The obvious answer is that Grandieri (11.7 points per game) will pick up the slack. Grandieri is the team's best player, but he's a guy that slips into the short corner and nails 10-footers or finds a loose offensive rebound and puts it in, not a guy who breaks a defender's ankles and throws it down over a guy like Drexel's Frank Elegar. He was a cog in last year's offense, and without the parts around him can he do the same thing?

All is not lost, though. There is a lot of potential in this team.

Darren Smith, while he was tentaitive last year and his shot isn't exactly beautiful, can knock down that corner three as well as anyone in this league. He hit an astounding 22 of 46 from deep (48 percent), he's just got to be less gun-shy (a.k.a. shoot other than just on the game's first three possessions) in his second season.
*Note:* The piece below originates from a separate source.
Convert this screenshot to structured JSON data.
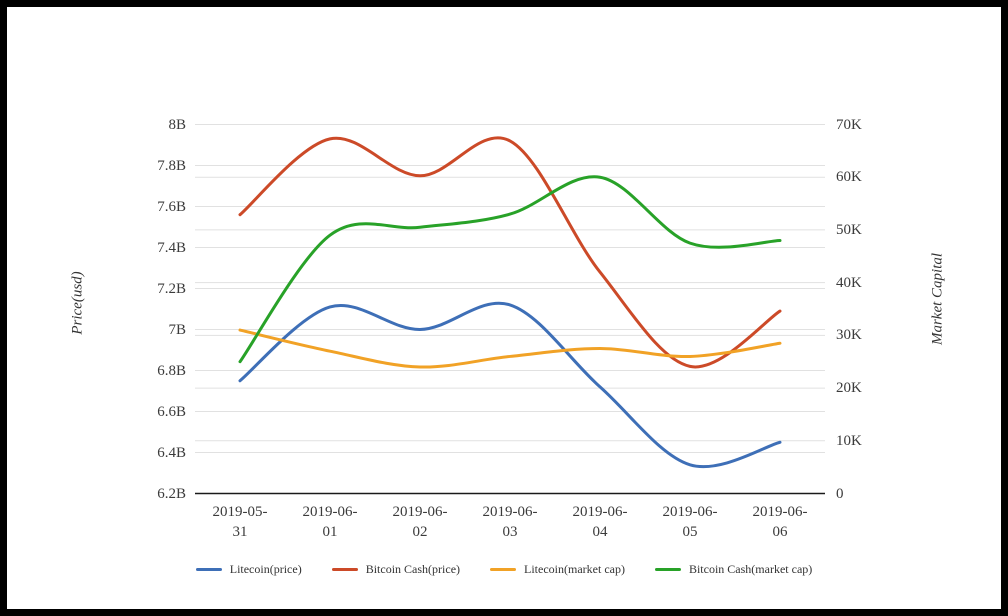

Egee also hit at a great percentage from three, going 20 for 39, but his strength is his all-around offensive game. He had a couple of strong drives in the Red and Blue scrimmage that ended in a runner (one went in, one didn't). And he has the strongest triceps on the team.

Guys like Aron Cohen and freshman Tyler Bernardini are real unknowns, but each has a nice shot and could put it to use.

The inside game will be a big question mark, as guys like Justin Reilly, Brennan Votel and Cam Lewis have to prove they can score on the block. Lewis' post game looked improved in the Red and Blue scrimmage, so we'll have to see what he can do in a game, and how the other two will fare. Lets just say they weren't the deadliest of shooters last season - Votel and Reilly went a combined 8 for 31 from three in 2006-07 (26 percent), while averaging a respectable 39 percent from inside the arc.